Uma semana depois do escândalo ter rebentado, o fundador do Facebook dirige-se aos norte-americanos e ingleses e volta a pedir-lhes desculpa num anúncio de página inteira publicado este domingo em vários jornais americanos e ingleses

A situação não é para menos e Mark Zuckerberg sabe-o. Depois de, na última quarta-feira ter pedido desculpas, numa longa declaração na sua página do Facebook, agora o fundador da rede social volta a pedir perdão pelo uso indevido de dados de pelo menos 50 milhões de utilizadores pela consultora Cambridge Analytica. E fá-lo através de um anúncio, de página inteira, publicado em vários jornais do Reino Unido.

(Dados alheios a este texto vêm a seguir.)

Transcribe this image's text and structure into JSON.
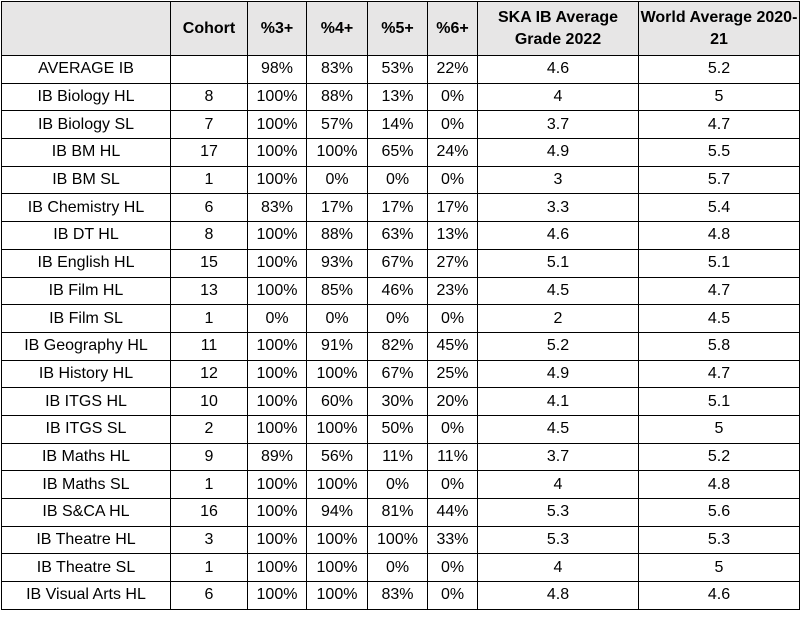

"Temos a responsabilidade de proteger a sua informação. Se não podemos fazê-lo, não a merecemos”, admite Zuckerberg. Nesta carta, o empreendedor de 33 anos, assume que faltou à confiança dos utilizadores do Facebook ao permitir que uma app (aplicação), desenvolvida por Aleksandr Kogan, professor da Universidade de Cambridge (Reino Unido), tivesse acesso a dados de usuários para serem utilizados, sem o seu consentimento, pela consultora Cambridge Analytica para influenciarem as intenções de voto nas eleições presidenciais norte-americanas, em 2016, a favor de Donald Trump. Especula-se ainda sobre a utilização dos mesmos métodos aquando da campanha para o referendo que ditou o 'Brexit', no Reino Unido. Zuckerberg lamenta agora ter "feito mais sobre isso". E garante: “Estamos a tomar as medidas necessárias para que isso não aconteça novamente”, refere.

Este anúncio foi publicado em jornais norte-americanos, como o "New York Times" (que deu a história em primeira mão), "The Washington Post" e "Wall Street Journal". E, no Reino Unido, foi publicado no "The Observer", o primeiro meio britânico a contar a história.

A publicação desta missiva acontece um dia depois de as autoridades inglesas terem feito buscas, durante sete horas, às instalações da Cambridge Analytica em Londres à procura de provas.

A meio da semana, Zuckerberg já tinha admitido culpas e admitido mesmo que estava disponível para depor perante o Congresso norte-americano. Contudo, nem reguladores, nem consumidores nem os mercados consideraram esta resposta suficiente. E o desempenho do Facebook, a sétima cotada mais valiosa do mundo, foi severamente castigado ao longo da semana, desvalorizando perto de 75 mil milhões de dólares (cerca de 61 mil milhões de euros). Comissão Europeia e Parlamento britânico continuam a querer ouvir o multimilionário.